The fact that the author found this shocking was, well, shocking. Coming from
a lightweight, non-technical background and spouting off about what the
startup scene should or shouldn't be based on her assumptions is very naive.

I wouldn't assume to delve in her decision-making process in regards to her
current employment, but again, from what I've read, it seems that she has a
bad case of founderitis and that shit gets old after a couple of minutes. It's
embarrassing when people regard that as some sort of status symbol when they
don't even have a half-baked app to show for it. Male or female.

------
fleitz
Having a woman as co-founder is one of the best things a startup can do. It
gives you much better insight into half your customer base. I like the
article, but I find that too many articles fail to highlight the benefits of
having a woman on your founding team. In 2011 if you're starting up I think
it's absolutely essential to have a woman on your founding team.
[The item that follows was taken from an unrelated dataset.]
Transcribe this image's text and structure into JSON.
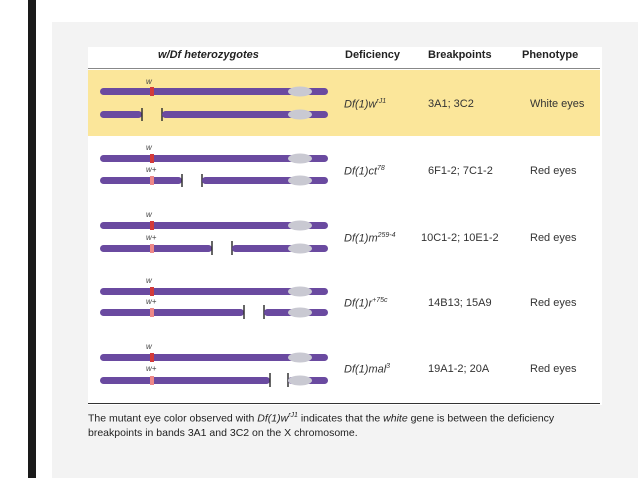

In the tech startup scene the needs of women are definitely under served, it's
a virtually untapped customer base. Ignore women founders at your own peril.

------
Mz
You know, I wasn't there and she really doesn't give much context for the
remark. But a) She has a kid and this is a reason she has put off starting her
own company. b) In place of actually starting her own company, she is
interviewing other founders with the reasoning that it will help her prepare
to someday do it herself (which maybe it will, I don't know). c) She "shied
away from" being an entrepreneur when she was young because of what she saw
her father go through.

So, she had a secure, stable job, got married, had a baby and makes a blog
about "some day wanting to have her own company". She has apparently never
actually tried to found anything at all. It makes me wonder if she got mad
because the remark hit a nerve. (My therapist used to say "If you throw a rock
into a pack of dogs, the one that yelps is probably the one you hit.") Which
in my book wouldn't be indicative of sexism at all.